Die Montessori-Schule Moosburg sieht eine agrarwirtschaftliche Ausrichtung vor. Diese pädagogische Konzeption sei bereits als genehmigungsfähig bezeichnet worden, berichteten die Verantwortlichen. Der Vorstand habe erst dieser Tage auf Ministerebene Gespräche über die Genehmigung der Schule geführt. Nach ersten Widerständen aus der Regierung hat Becker ein Gespräch mit Florian Herrmann und dem Regierungsvizepräsidenten geführt. Jetzt müsse bis zum 3. August eine Entscheidung her, schreibt Becker. 
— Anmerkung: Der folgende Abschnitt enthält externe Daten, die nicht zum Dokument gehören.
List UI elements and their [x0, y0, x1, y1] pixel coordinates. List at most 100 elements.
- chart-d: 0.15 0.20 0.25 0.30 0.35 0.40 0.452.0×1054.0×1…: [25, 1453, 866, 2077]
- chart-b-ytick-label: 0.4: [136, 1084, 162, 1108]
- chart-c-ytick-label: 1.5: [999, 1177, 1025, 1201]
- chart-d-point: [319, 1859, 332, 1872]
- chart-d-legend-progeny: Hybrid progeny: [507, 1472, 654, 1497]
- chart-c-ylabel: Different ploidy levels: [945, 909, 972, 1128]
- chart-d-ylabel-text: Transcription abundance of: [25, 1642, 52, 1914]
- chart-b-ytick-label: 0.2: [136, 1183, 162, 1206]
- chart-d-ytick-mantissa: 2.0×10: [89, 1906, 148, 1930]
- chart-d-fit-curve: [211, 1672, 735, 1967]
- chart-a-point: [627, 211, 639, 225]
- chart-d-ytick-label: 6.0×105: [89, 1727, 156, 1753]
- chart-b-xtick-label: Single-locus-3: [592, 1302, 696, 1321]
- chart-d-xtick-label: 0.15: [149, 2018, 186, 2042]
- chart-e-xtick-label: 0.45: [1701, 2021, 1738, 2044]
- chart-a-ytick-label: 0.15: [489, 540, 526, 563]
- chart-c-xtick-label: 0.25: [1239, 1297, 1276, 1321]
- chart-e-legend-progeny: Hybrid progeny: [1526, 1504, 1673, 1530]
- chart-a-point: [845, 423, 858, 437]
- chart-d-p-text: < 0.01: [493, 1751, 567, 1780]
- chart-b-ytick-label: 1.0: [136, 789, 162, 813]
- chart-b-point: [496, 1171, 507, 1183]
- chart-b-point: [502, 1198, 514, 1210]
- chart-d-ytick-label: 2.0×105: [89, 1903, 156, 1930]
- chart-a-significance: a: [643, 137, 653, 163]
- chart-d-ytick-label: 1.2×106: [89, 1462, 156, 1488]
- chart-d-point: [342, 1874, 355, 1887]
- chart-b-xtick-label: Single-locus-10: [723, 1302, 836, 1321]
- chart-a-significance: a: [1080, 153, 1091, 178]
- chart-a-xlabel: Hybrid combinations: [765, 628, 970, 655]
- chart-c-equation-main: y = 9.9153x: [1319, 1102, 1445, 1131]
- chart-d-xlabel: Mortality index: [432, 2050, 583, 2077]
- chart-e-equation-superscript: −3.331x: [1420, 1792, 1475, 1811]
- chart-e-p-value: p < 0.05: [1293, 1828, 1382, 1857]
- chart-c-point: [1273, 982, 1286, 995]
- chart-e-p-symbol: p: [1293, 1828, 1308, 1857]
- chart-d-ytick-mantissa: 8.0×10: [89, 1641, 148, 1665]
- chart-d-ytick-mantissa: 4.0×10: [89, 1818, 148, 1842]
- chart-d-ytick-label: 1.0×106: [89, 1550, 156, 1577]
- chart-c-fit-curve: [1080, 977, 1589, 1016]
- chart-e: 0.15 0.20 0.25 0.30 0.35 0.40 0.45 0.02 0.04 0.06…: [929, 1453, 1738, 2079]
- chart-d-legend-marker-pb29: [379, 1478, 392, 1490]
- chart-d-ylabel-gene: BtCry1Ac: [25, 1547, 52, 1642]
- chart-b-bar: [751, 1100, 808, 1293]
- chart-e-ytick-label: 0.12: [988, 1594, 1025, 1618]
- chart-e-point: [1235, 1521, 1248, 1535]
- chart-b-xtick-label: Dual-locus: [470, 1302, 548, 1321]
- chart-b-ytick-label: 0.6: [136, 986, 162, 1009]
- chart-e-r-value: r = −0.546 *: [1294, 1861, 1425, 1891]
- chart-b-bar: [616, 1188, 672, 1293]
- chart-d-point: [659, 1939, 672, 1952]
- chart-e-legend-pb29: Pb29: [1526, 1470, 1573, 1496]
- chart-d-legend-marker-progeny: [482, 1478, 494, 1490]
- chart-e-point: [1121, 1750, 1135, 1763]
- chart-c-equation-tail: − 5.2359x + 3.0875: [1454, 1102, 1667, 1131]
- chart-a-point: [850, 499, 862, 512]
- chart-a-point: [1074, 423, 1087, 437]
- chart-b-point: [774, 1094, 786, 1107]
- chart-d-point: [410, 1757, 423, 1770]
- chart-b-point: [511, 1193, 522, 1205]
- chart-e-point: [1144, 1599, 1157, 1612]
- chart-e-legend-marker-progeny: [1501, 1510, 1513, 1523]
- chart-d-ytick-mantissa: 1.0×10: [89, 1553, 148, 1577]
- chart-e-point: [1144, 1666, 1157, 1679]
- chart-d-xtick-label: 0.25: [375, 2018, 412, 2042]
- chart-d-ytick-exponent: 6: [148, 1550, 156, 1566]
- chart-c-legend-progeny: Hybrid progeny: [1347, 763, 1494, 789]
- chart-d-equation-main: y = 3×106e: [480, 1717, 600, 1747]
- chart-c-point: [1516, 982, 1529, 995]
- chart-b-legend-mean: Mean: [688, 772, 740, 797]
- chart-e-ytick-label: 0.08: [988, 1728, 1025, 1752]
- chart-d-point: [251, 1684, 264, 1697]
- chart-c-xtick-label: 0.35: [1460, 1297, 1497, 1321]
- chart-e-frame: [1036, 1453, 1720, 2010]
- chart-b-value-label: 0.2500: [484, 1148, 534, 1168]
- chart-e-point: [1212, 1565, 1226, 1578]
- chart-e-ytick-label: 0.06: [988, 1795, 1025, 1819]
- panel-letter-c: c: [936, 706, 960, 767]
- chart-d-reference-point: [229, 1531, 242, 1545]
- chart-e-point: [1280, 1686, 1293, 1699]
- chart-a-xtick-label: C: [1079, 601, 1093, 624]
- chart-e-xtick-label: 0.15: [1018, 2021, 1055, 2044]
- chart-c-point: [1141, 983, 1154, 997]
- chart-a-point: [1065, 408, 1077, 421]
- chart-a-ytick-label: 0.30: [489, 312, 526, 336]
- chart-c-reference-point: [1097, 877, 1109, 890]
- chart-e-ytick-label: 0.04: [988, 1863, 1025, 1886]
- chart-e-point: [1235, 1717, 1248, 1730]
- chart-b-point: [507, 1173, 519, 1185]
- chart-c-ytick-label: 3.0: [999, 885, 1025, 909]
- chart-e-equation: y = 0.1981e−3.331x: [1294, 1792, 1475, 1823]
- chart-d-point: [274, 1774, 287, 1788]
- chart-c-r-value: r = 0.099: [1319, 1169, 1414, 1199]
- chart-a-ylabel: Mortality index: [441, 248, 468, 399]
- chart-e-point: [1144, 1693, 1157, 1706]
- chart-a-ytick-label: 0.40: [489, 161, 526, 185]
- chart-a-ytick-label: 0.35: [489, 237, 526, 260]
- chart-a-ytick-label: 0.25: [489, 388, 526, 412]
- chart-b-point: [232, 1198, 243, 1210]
Nun braucht der Vorstand die Rückmeldung interessierter Eltern oder neuer Interessierter aus dem Norden des Landkreises Erding. Becker nennt einige Vorteile des Standorts: Busverbindung zum Bahnhof Moosburg, eine vorhandene Mittagsbetreuung, die die Schule mit nutzen darf. Auch das ist Becker zufolge mit dem Josefsheim bereits abgestimmt. „Wir brauchen vorerst keine eigene zu installieren.“ Becker ging sogar schon in die Details und schrieb, dass für jüngere Schüler eine Busbegleitung organisiert werden könne. Der Montessori-Verein Moosburg steht – sollte das Unmögliche wahr werden und der Schulbetrieb am 11. September starten – vor „heißen“ Sommerferien.